Opinião

A inclusão, quando nasce, deve ser para todos

Pedro Alvito, professor de Política de Empresa da AESE Business School
Foto: Pedro Alvito

Confúcio, filosofo chinês que nasceu em 551 a.C. quando refletiu sobre a velhice, teve esta frase maravilhosa: “A velhice é uma coisa boa e agradável.

É verdade que somos gentilmente retirados do palco, mas depois recebemos um lugar tão confortável na primeira fila como espetadores”. Em contrapartida, ouvi alguém, recentemente, dizer que só quem se queixa sempre de dores é que é velho, porque alguém que não se queixa, conserva sempre um espírito jovem.

De facto, estabelecer filosofias ou palpites mais ou menos elaborados sobre a velhice é fácil, mas a realidade está muito longe de tudo isto. Vivemos hoje numa sociedade em que a maioria são cada vez mais idosos, mas em que só conta ser-se jovem. Basta ver os anúncios da TV, as referências sociais permanentes ao “problema” da velhice, a atitude das empresas que privilegiam sempre os jovens, em detrimento dos mais velhos. Como pode um Conselho de Administração governar sabiamente uma empresa quando todos os seus membros têm menos de 35 anos? Dir-me-ão que o nível de formação da nossa juventude nunca foi tão elevado e que a abertura ao mundo e às suas mudanças é fundamental e só eles têm. Será?

Falar de experiência adquirida em muitos anos de trabalho é quase considerado um argumento ridículo, mas porquê cair de novo nos mesmos erros quando há alguém que já aprendeu com eles? Hoje-em-dia, é-se jovem até aos 35 anos, mas acima disso é-se logo velho. Os adultos desapareceram. Os 40, 50 e 60 anos, já não tem lugar no mercado de trabalho e, quando aparecem a ter algum protagonismo são vistos como aves raras, fora de contexto e até, em alguns casos, tomados por loucos – já não têm idade para isso.

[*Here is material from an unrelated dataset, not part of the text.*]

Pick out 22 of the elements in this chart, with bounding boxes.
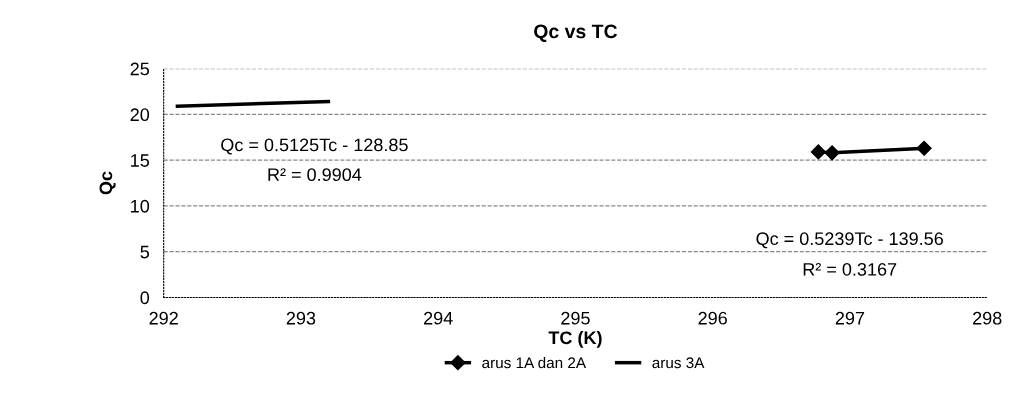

Perguntaram a um amigo meu com 50 anos, na seleção para um concurso de televisão, porque se estava a candidatar com essa idade, mas não perguntaram o mesmo a alguém que o fez com 16 anos. Desculpem-me o atrevimento, mas acho que vou criar um movimento a favor da inclusão dos mais velhos, com quotas e tudo. Agora que os canais de televisão, as empresas e a sociedade apregoam tanto ser inclusivas face ao género, à raça, e às opções sexuais, que o sejam também face à idade. Julgo que a sociedade tinha muito a ganhar pelo fator experiência, pela ponderação própria de quem já viveu muito e pela capacidade de não embarcar de imediato em todas as modas da gestão, porque existe a capacidade para analisar e filtrar o que realmente é importante.

Hoje-em-dia, o que é importante é o que está na moda e faz parte das tendências e não aquilo que realmente se justifica fazer. Sermos retirados do palco pode ser importante, mas convém que o lugar confortável a que assistimos a tudo e de que falava Confúcio não seja apenas o sofá de casa.

Quando tanto se fala no desperdício de uma geração que abandona o país esquece-se uma geração mais velha que é continuamente abandonada, esquecida e sobretudo desvalorizada. A inclusão, quando nasce, deve ser para todos!


Pedro Alvito é, desde 2017, professor na AESE, onde leciona na área de Política de Empresa, tendo dado aulas também na ASM – Angola School of Management. Autor de duas dezenas de case studies publicados pela AESE e de dois livros publicados pela Editora Almedina – “Manual de como construir o futuro nas empresas familiares” e “Um mundo à nossa espera, manual de globalização”. Escreve regularmente em vários órgãos de comunicação social especializada. Desde 2023 é presidente do Conselho de Família e da Assembleia Familiar do grupo Portugália e membro do Conselho Consultivo da GWIKER.